Nos vices dans ce métier sont de diverses
sortes : Deux des plus tristes sont l'argent et l'amour de la gloire,
non certes la gloire de l'artisan qui, son chef d'œuvre exécuté, passe
maître, mais la publique que les journaux trompettent, celle qui procure
des immolations féminines et des invitations à dîner. L'argent, c'est
l'argent trébuchant dont on paye la fille publique. Cet argent, cette gloire vont de pair car
il est éternellement écrit que richesse et bassesse seront sœurs. Si
l'on te présente dans la rue un homme élégant, qu'on te dise "il
est peintre," tu peux à bon droit t'étonner car la peinture est comparable
au métier du chimiste et du broyeur de poudre, qui salissent.
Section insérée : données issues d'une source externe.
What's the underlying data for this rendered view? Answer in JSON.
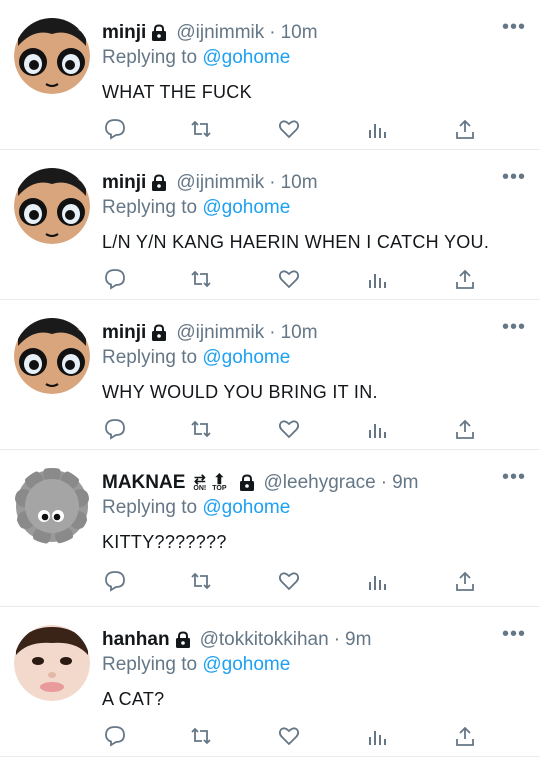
{
  "colors": {
    "link": "#1da1f2",
    "muted": "#657786",
    "text": "#14171a",
    "divider": "#e6ecf0"
  },
  "icons": {
    "lock": "lock-icon",
    "more": "more-icon",
    "reply": "reply-icon",
    "retweet": "retweet-icon",
    "like": "heart-icon",
    "analytics": "analytics-icon",
    "share": "share-icon"
  },
  "more_label": "•••",
  "replying_prefix": "Replying to",
  "tweets": [
    {
      "name": "minji",
      "handle": "@ijnimmik",
      "time": "10m",
      "mention": "@gohome",
      "text": "WHAT THE FUCK"
    },
    {
      "name": "minji",
      "handle": "@ijnimmik",
      "time": "10m",
      "mention": "@gohome",
      "text": "L/N Y/N KANG HAERIN WHEN I CATCH YOU."
    },
    {
      "name": "minji",
      "handle": "@ijnimmik",
      "time": "10m",
      "mention": "@gohome",
      "text": "WHY WOULD YOU BRING IT IN."
    },
    {
      "name": "MAKNAE",
      "handle": "@leehygrace",
      "time": "9m",
      "mention": "@gohome",
      "text": "KITTY???????",
      "badges": [
        {
          "glyph": "⇄",
          "label": "ON!"
        },
        {
          "glyph": "⬆",
          "label": "TOP"
        }
      ]
    },
    {
      "name": "hanhan",
      "handle": "@tokkitokkihan",
      "time": "9m",
      "mention": "@gohome",
      "text": "A CAT?"
    }
  ]
}
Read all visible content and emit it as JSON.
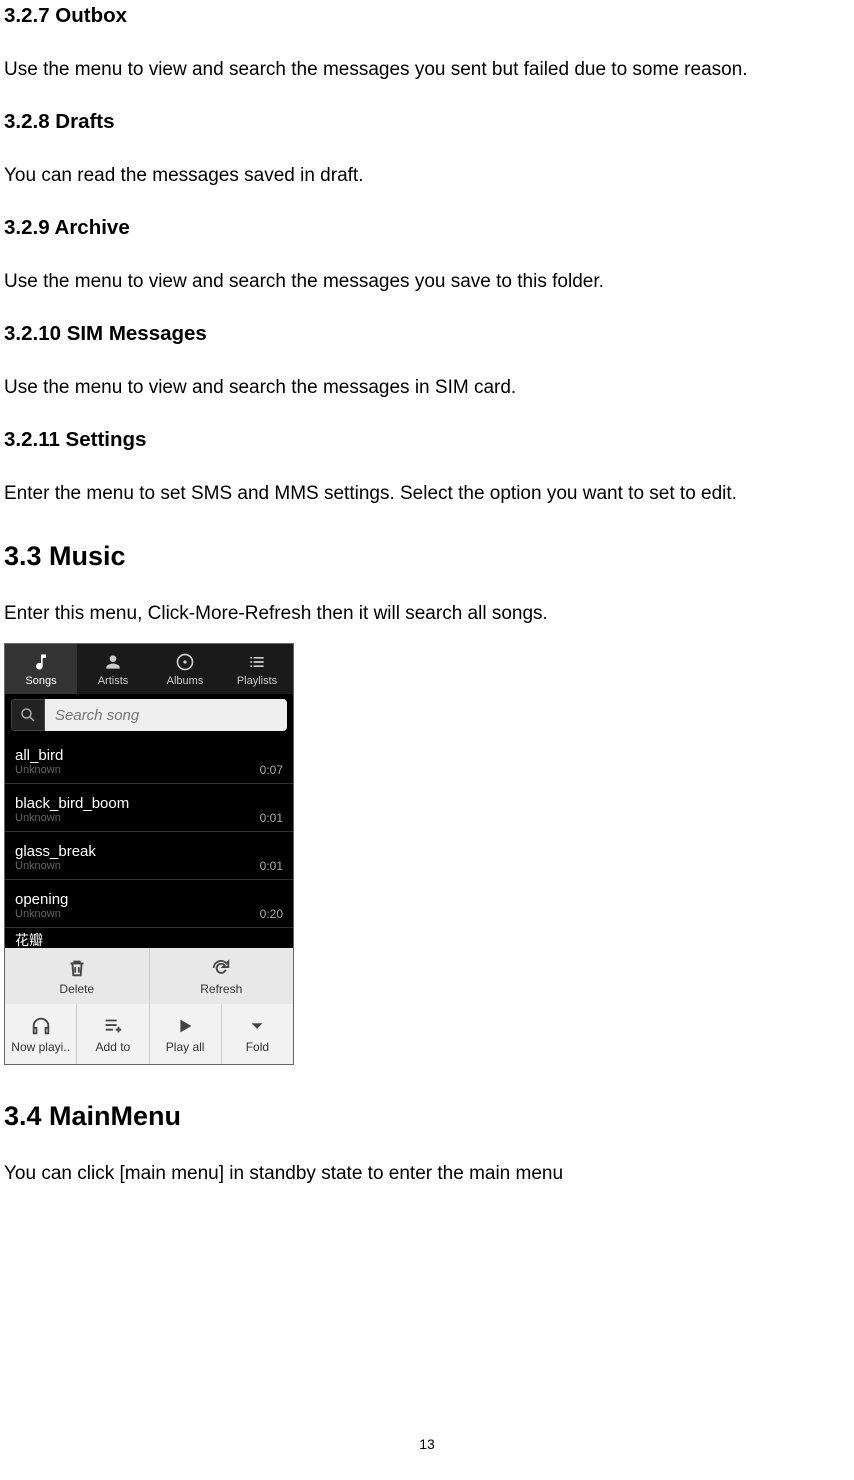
{
  "sections": {
    "outbox": {
      "heading": "3.2.7 Outbox",
      "body": "Use the menu to view and search the messages you sent but failed due to some reason."
    },
    "drafts": {
      "heading": "3.2.8 Drafts",
      "body": "You can read the messages saved in draft."
    },
    "archive": {
      "heading": "3.2.9 Archive",
      "body": "Use the menu to view and search the messages you save to this folder."
    },
    "sim": {
      "heading": "3.2.10 SIM Messages",
      "body": "Use the menu to view and search the messages in SIM card."
    },
    "settings": {
      "heading": "3.2.11 Settings",
      "body": "Enter the menu to set SMS and MMS settings. Select the option you want to set to edit."
    },
    "music": {
      "heading": "3.3 Music",
      "body": "Enter this menu, Click-More-Refresh then it will search all songs."
    },
    "mainmenu": {
      "heading": "3.4 MainMenu",
      "body": "You can click [main menu] in standby state to enter the main menu"
    }
  },
  "music_app": {
    "tabs": {
      "songs": "Songs",
      "artists": "Artists",
      "albums": "Albums",
      "playlists": "Playlists"
    },
    "search_placeholder": "Search song",
    "songs": [
      {
        "title": "all_bird",
        "artist": "Unknown",
        "duration": "0:07"
      },
      {
        "title": "black_bird_boom",
        "artist": "Unknown",
        "duration": "0:01"
      },
      {
        "title": "glass_break",
        "artist": "Unknown",
        "duration": "0:01"
      },
      {
        "title": "opening",
        "artist": "Unknown",
        "duration": "0:20"
      }
    ],
    "partial_song": "花瓣",
    "menu1": {
      "delete": "Delete",
      "refresh": "Refresh"
    },
    "menu2": {
      "nowplaying": "Now playi..",
      "addto": "Add to",
      "playall": "Play all",
      "fold": "Fold"
    }
  },
  "page_number": "13"
}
Tu sauras
que cet homme veut tromper sur son métier, qu'inquiet du public il songe
à sa réputation mondaine et aux prix de ses œuvres. Aux jours de travail
sied le vêtement de travail, poussière et taches partout.[1]
Cherchant à plaire il s'imposera un genre, répétant sans cesse les mêmes
motifs avec des signatures énormes, comme on voit les grandes maisons
faire leur publicité. Ainsi pour le public au nom du peintre s'accole
le souvenir de l'œuvre, et vient la célébrité. [2]Célèbre le peintre ne saurait plus changer son genre.
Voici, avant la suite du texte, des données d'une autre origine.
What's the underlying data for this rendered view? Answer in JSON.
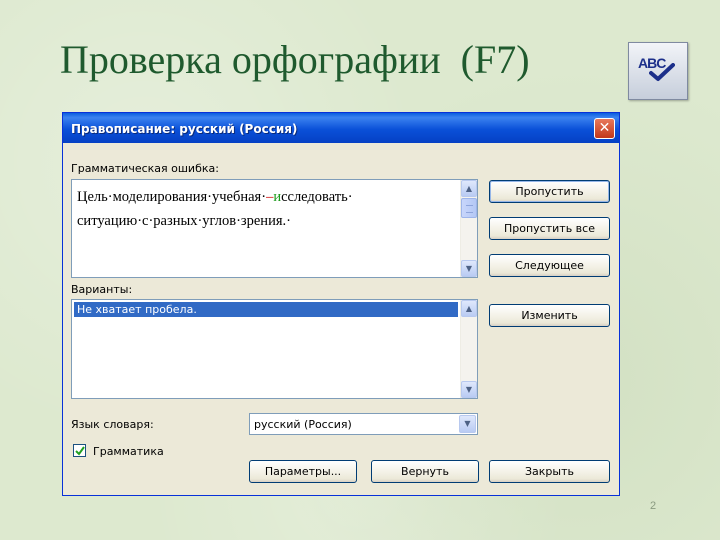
{
  "slide": {
    "title": "Проверка орфографии  (F7)",
    "page_number": "2"
  },
  "dialog": {
    "title": "Правописание: русский (Россия)",
    "close_glyph": "✕",
    "error_label": "Грамматическая ошибка:",
    "error_text": {
      "before": "Цель·моделирования·учебная·",
      "dash": "–",
      "highlight": "и",
      "after": "сследовать·",
      "line2": "ситуацию·с·разных·углов·зрения.·"
    },
    "suggestions_label": "Варианты:",
    "suggestions": [
      "Не хватает пробела."
    ],
    "dictionary_label": "Язык словаря:",
    "dictionary_value": "русский (Россия)",
    "grammar_label": "Грамматика",
    "grammar_checked": true,
    "buttons": {
      "skip": "Пропустить",
      "skip_all": "Пропустить все",
      "next": "Следующее",
      "change": "Изменить",
      "options": "Параметры...",
      "undo": "Вернуть",
      "close": "Закрыть"
    }
  },
  "icons": {
    "spellcheck_toolbar": "abc-check-icon",
    "abc_text": "ABC",
    "scroll_up": "▲",
    "scroll_down": "▼"
  },
  "colors": {
    "title_green": "#1f5a2e",
    "titlebar_blue": "#0a50d8",
    "selection_blue": "#316ac5",
    "error_dash_red": "#d00000",
    "error_highlight_green": "#1a9a1a"
  }
}
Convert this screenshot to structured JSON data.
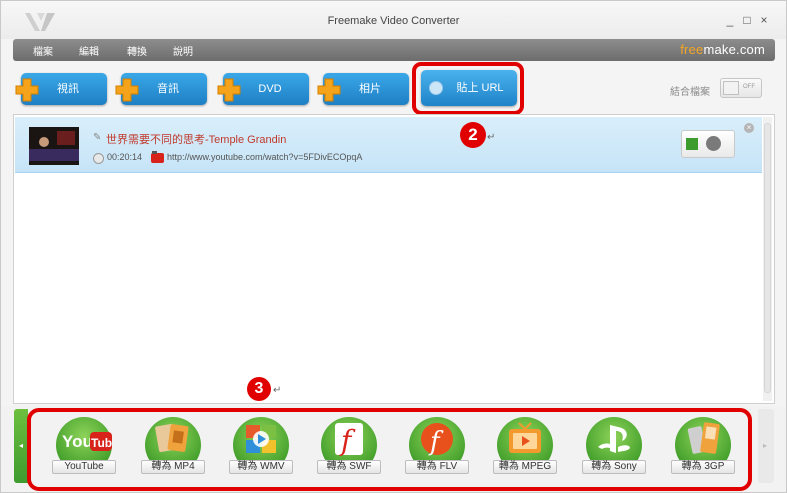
{
  "window": {
    "title": "Freemake Video Converter",
    "minimize": "_",
    "maximize": "□",
    "close": "×"
  },
  "menu": [
    "檔案",
    "編輯",
    "轉換",
    "說明"
  ],
  "brand": {
    "free": "free",
    "make": "make.com"
  },
  "toolbar": {
    "buttons": [
      "視訊",
      "音訊",
      "DVD",
      "相片"
    ],
    "paste_url": "貼上 URL",
    "merge_label": "結合檔案",
    "merge_toggle": "OFF"
  },
  "file": {
    "name": "世界需要不同的思考-Temple Grandin",
    "duration": "00:20:14",
    "url": "http://www.youtube.com/watch?v=5FDivECOpqA"
  },
  "markers": {
    "two": "2",
    "three": "3",
    "return_mark": "↵"
  },
  "formats": [
    {
      "label": "YouTube",
      "icon": "youtube-icon"
    },
    {
      "label": "轉為 MP4",
      "icon": "mp4-icon"
    },
    {
      "label": "轉為 WMV",
      "icon": "wmv-icon"
    },
    {
      "label": "轉為 SWF",
      "icon": "flash-icon"
    },
    {
      "label": "轉為 FLV",
      "icon": "flash-orange-icon"
    },
    {
      "label": "轉為 MPEG",
      "icon": "tv-icon"
    },
    {
      "label": "轉為 Sony",
      "icon": "playstation-icon"
    },
    {
      "label": "轉為 3GP",
      "icon": "phone-icon"
    }
  ],
  "colors": {
    "accent_blue": "#1e7fc4",
    "green": "#45a12c",
    "highlight_red": "#e10000",
    "file_title": "#c0392b"
  }
}
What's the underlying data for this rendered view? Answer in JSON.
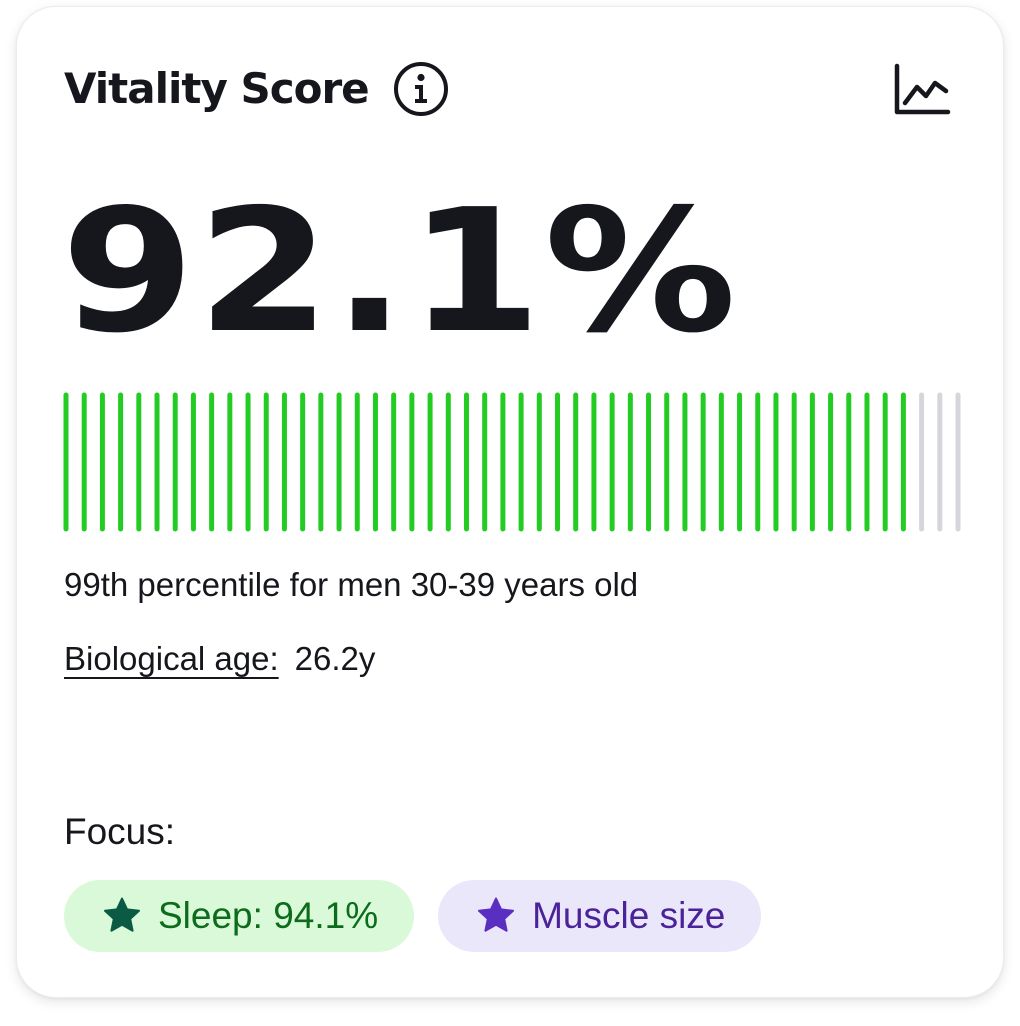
{
  "card": {
    "title": "Vitality Score",
    "score": "92.1%",
    "progress_fraction": 0.935,
    "bar_segments": 50,
    "bar_colors": {
      "filled": "#22cc22",
      "empty": "#d4d6dc"
    },
    "percentile_text": "99th percentile for men 30-39 years old",
    "bio_age_label": "Biological age:",
    "bio_age_value": "26.2y",
    "focus_label": "Focus:",
    "chips": [
      {
        "label": "Sleep: 94.1%",
        "icon": "star-icon",
        "bg": "#d9f9d9",
        "fg": "#0d6b1c",
        "icon_color": "#0b5b44"
      },
      {
        "label": "Muscle size",
        "icon": "star-icon",
        "bg": "#ebe7fb",
        "fg": "#4b2399",
        "icon_color": "#5a2ec0"
      }
    ]
  },
  "icons": {
    "info": "info-circle-icon",
    "chart": "line-chart-icon"
  }
}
Il est enfermé à jamais dans ce cauchemar de sa jeunesse, prisonnier du
mensonge primitif. Avec des préoccupations étrangères à son art, il
peint mal, et c'est un intime supplice pour ce qui peut rester en
lui d'artiste. A côté de cela il a beaucoup d'admirateurs
et de femmes. Conducteur d'automobile aux gants blancs, membre de sociétés
savantes, appointé de tant d’émoluments divers, il ne lui manquerait rien
pour être heureux si ce n'est d'oublier qu'il a des confrères sincères
et pauvres, qu'il a tué en soi ce germe d'un peintre honorable. D'ailleurs
quelquefois l'orgueil lui fait oublier même cela, et il vit très heureux.
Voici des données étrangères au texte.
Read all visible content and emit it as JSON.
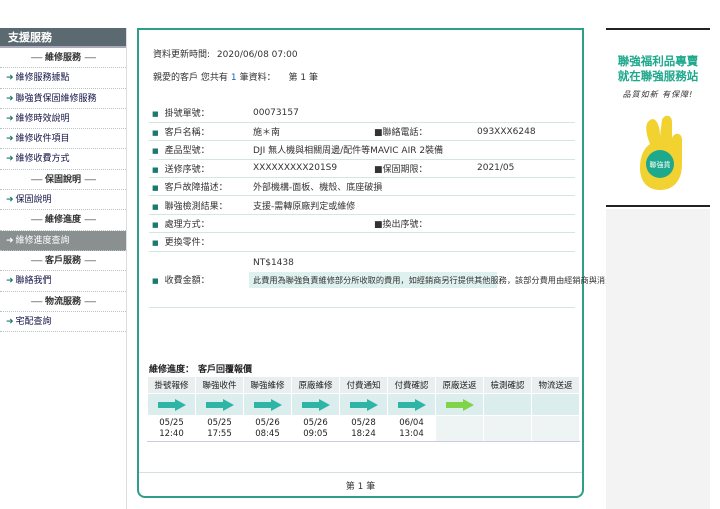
{
  "sidebar": {
    "header": "支援服務",
    "items": [
      {
        "type": "section",
        "label": "維修服務"
      },
      {
        "type": "link",
        "label": "維修服務據點"
      },
      {
        "type": "link",
        "label": "聯強貨保固維修服務"
      },
      {
        "type": "link",
        "label": "維修時效說明"
      },
      {
        "type": "link",
        "label": "維修收件項目"
      },
      {
        "type": "link",
        "label": "維修收費方式"
      },
      {
        "type": "section",
        "label": "保固說明"
      },
      {
        "type": "link",
        "label": "保固說明"
      },
      {
        "type": "section",
        "label": "維修進度"
      },
      {
        "type": "link",
        "label": "維修進度查詢",
        "active": true
      },
      {
        "type": "section",
        "label": "客戶服務"
      },
      {
        "type": "link",
        "label": "聯絡我們"
      },
      {
        "type": "section",
        "label": "物流服務"
      },
      {
        "type": "link",
        "label": "宅配查詢"
      }
    ],
    "section_dash": "-----"
  },
  "main": {
    "update_label": "資料更新時間:",
    "update_time": "2020/06/08 07:00",
    "count_prefix": "親愛的客戶 您共有",
    "count_n": "1",
    "count_mid": "筆資料：",
    "count_page": "第 1 筆",
    "detail": {
      "order_no_label": "掛號單號：",
      "order_no": "00073157",
      "customer_label": "客戶名稱：",
      "customer": "施＊南",
      "phone_label": "聯絡電話：",
      "phone": "093XXX6248",
      "product_label": "產品型號：",
      "product": "DJI 無人機與相關周邊/配件等MAVIC AIR 2裝備",
      "serial_label": "送修序號：",
      "serial": "XXXXXXXXX201S9",
      "warranty_label": "保固期限：",
      "warranty": "2021/05",
      "fault_label": "客戶故障描述：",
      "fault": "外部機構-面板、機殼、底座破損",
      "check_label": "聯強檢測結果：",
      "check": "支援-需轉原廠判定或維修",
      "method_label": "處理方式：",
      "method": "",
      "swap_label": "換出序號：",
      "swap": "",
      "parts_label": "更換零件：",
      "parts": "",
      "fee_label": "收費金額：",
      "fee": "NT$1438",
      "fee_note": "此費用為聯強負責維修部分所收取的費用，如經銷商另行提供其他服務，該部分費用由經銷商與消費者自行議定。"
    },
    "progress_title": "維修進度：",
    "progress_status": "客戶回覆報價",
    "steps": [
      {
        "label": "掛號報修",
        "date": "05/25",
        "time": "12:40",
        "arrow": "done"
      },
      {
        "label": "聯強收件",
        "date": "05/25",
        "time": "17:55",
        "arrow": "done"
      },
      {
        "label": "聯強維修",
        "date": "05/26",
        "time": "08:45",
        "arrow": "done"
      },
      {
        "label": "原廠維修",
        "date": "05/26",
        "time": "09:05",
        "arrow": "done"
      },
      {
        "label": "付費通知",
        "date": "05/28",
        "time": "18:24",
        "arrow": "done"
      },
      {
        "label": "付費確認",
        "date": "06/04",
        "time": "13:04",
        "arrow": "done"
      },
      {
        "label": "原廠送返",
        "date": "",
        "time": "",
        "arrow": "current"
      },
      {
        "label": "檢測確認",
        "date": "",
        "time": "",
        "arrow": "none"
      },
      {
        "label": "物流送返",
        "date": "",
        "time": "",
        "arrow": "none"
      }
    ],
    "footer_page": "第 1 筆"
  },
  "ad": {
    "line1": "聯強福利品專賣",
    "line2": "就在聯強服務站",
    "line3": "品質如新 有保障!",
    "badge": "聯強貨"
  },
  "colors": {
    "accent": "#2f9e88",
    "arrow_done": "#2fb5a5",
    "arrow_current": "#7fd44a",
    "ad_green": "#1ea88c",
    "hand_yellow": "#f2d230"
  }
}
Celui-ci c'est le type parfait. Il en est
d'autres qui y aspirent. Aux uns manque la gloire, aux autres l'argent,
mais ça n'est pas de leur faute. Ils ont fait pour cela toutes les courbettes
d'usage, cherchant l'amitié des hommes influents, couvrant après avoir
soigneusement humé le vent de la mode, des toiles fort "vendables,"
piétinant sans pitié les moins astucieux confrères. Ils arriveront.
Tel le mauvais peintre. Sans le connaître,
comme un arbre à ses fruits, tu le jugeras à son œuvre. Il en est d'une exposition comme d'une assemblée
d'hommes. Tu ne les vois qu'un instant et cependant du contact gardes
une impression tenace et avec attention scrutant les volumes de leurs
faces reconstitues leur métier, leurs vices, leurs attitudes en affaires
et au lit. C'est là un passe-temps agréable que de dépouiller de leur
masque mille fantoches pourris qui n'ont de vivant que leur frac et quelle
joie, un sur cent de mettre à nu un cœur gonflé de sève : quelque petite
vie humble au monde mais rectifiée[3] dont désirs, volontés, passions
disciplinent leur force droit au but comme dans la course, la yole gagnante
dont les rameurs restreignent leur joie bondissante à la cadence des rames. Comme le frac ou l'over-all la peinture est
le masque social du peintre. Il en est de certaines toiles comme de ces
hommes à lippe épaisse dont les joues violacées expriment l'excès des
aliments et des ruts, sans choix comme de porcs aux litières. Ces hommes
n'ont d'hommes que le nom. Ces toiles ne sont que de la toile. Tristesse
que la matière quand ne la soulève pas l'esprit. Sujets absents, couleurs
criardes, pâtes épaisses toutes brutalisées à coups de pinceau, le faux
savoir et l'épate affichés sans scrupule comme le diamant énorme à la
cravate du financier véreux. A dit un ami[4] de chez moi : "Le nombre de
ceux qui croient avoir découvert quelque chose en art est sensiblement
égal à celui des imbéciles." Trie soigneusement les nouveautés. Des hommes frappent leur toile à grands coups
de pinceaux, rendent la pâte à tubes ivres et leurs amis de s'écrier :
"inspiration du génie!” Pour moi j'ai bien étudié les grands maîtres,
et Greco et Cézanne avant de poser la touche grasse en mesuraient l'épaisseur,
le volume et l'élan, tournant 7 fois leur pinceau dans la pâte avant de
décider.[5] Méfie-toi des faux fous car n'est
pas fou qui veut. D'autres font une peinture appelée agréable.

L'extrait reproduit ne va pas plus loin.